If we take Nongbri and Blankholm (and many other scholars of religion) seriously, we find something rather disconcerting. The word “religion” works best to describe Western European Christianity from the early Modern period onward. That implies that “religion” does not work so well to describe the so-called “world religions.” And indeed, if we look closely, we see that the concept “religion” has been imposed on many phenomena that weren’t religions before colonialism, e.g., “Hinduism” wasn’t even a thing until after the British colonized India. Nor does “religion” work so well when applied to anything before the Enlightenment.

Which in turn implies that “religion” is not a universal concept that applies to all human cultures in all times and all places. This is something that scholars have been saying for some years now, e.g., Jonathan Z. Smith in “Religion, Religions, Religious” (1998). And if “religion” is not a timeless and universal concept, then neither is “secular.”

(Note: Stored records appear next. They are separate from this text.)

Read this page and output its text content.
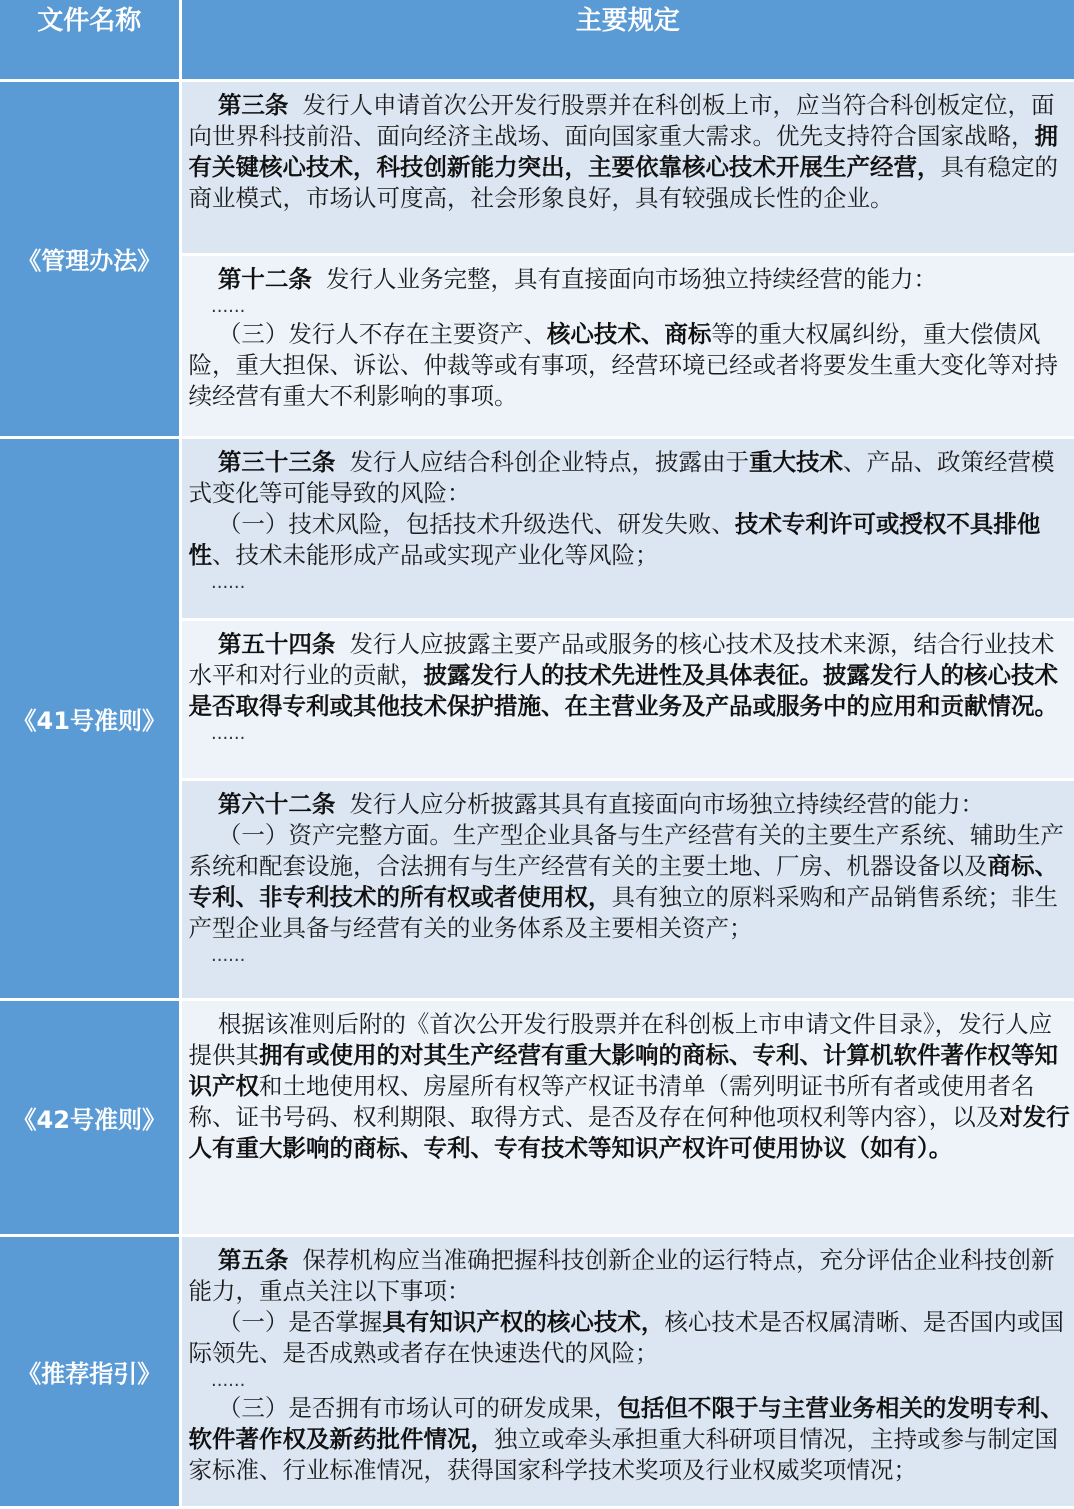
文件名称	主要规定
《管理办法》	第三条 发行人申请首次公开发行股票并在科创板上市，应当符合科创板定位，面向世界科技前沿、面向经济主战场、面向国家重大需求。优先支持符合国家战略，拥有关键核心技术，科技创新能力突出，主要依靠核心技术开展生产经营，具有稳定的商业模式，市场认可度高，社会形象良好，具有较强成长性的企业。

	第十二条 发行人业务完整，具有直接面向市场独立持续经营的能力：

......

（三）发行人不存在主要资产、核心技术、商标等的重大权属纠纷，重大偿债风险，重大担保、诉讼、仲裁等或有事项，经营环境已经或者将要发生重大变化等对持续经营有重大不利影响的事项。

《41号准则》	第三十三条 发行人应结合科创企业特点，披露由于重大技术、产品、政策经营模式变化等可能导致的风险：

（一）技术风险，包括技术升级迭代、研发失败、技术专利许可或授权不具排他性、技术未能形成产品或实现产业化等风险；

......

	第五十四条 发行人应披露主要产品或服务的核心技术及技术来源，结合行业技术水平和对行业的贡献，披露发行人的技术先进性及具体表征。披露发行人的核心技术是否取得专利或其他技术保护措施、在主营业务及产品或服务中的应用和贡献情况。

......

	第六十二条 发行人应分析披露其具有直接面向市场独立持续经营的能力：

（一）资产完整方面。生产型企业具备与生产经营有关的主要生产系统、辅助生产系统和配套设施，合法拥有与生产经营有关的主要土地、厂房、机器设备以及商标、专利、非专利技术的所有权或者使用权，具有独立的原料采购和产品销售系统；非生产型企业具备与经营有关的业务体系及主要相关资产；

......

《42号准则》	根据该准则后附的《首次公开发行股票并在科创板上市申请文件目录》，发行人应提供其拥有或使用的对其生产经营有重大影响的商标、专利、计算机软件著作权等知识产权和土地使用权、房屋所有权等产权证书清单（需列明证书所有者或使用者名称、证书号码、权利期限、取得方式、是否及存在何种他项权利等内容），以及对发行人有重大影响的商标、专利、专有技术等知识产权许可使用协议（如有）。

《推荐指引》	第五条 保荐机构应当准确把握科技创新企业的运行特点，充分评估企业科技创新能力，重点关注以下事项：

（一）是否掌握具有知识产权的核心技术，核心技术是否权属清晰、是否国内或国际领先、是否成熟或者存在快速迭代的风险；

......

（三）是否拥有市场认可的研发成果，包括但不限于与主营业务相关的发明专利、软件著作权及新药批件情况，独立或牵头承担重大科研项目情况，主持或参与制定国家标准、行业标准情况，获得国家科学技术奖项及行业权威奖项情况；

The practical effect of all this? Well, for us Unitarian Universalists, we are definitely part of a religion, since both Unitarianism and Universalism started out as Christian heresies. But at an institutional level, we got kicked out of the Christian club a century ago. You can be a Christian Unitarian Universalist, but Unitarian Universalism can’t really be considered Christianity. Which means the term” religion” when it is applied to us is not going to be a perfect fit. In fact, it might be argued that these days we look more like organized secularism than organized religion. And given the apparent complicity of organized religion in colonialism, maybe that’s not a bad thing.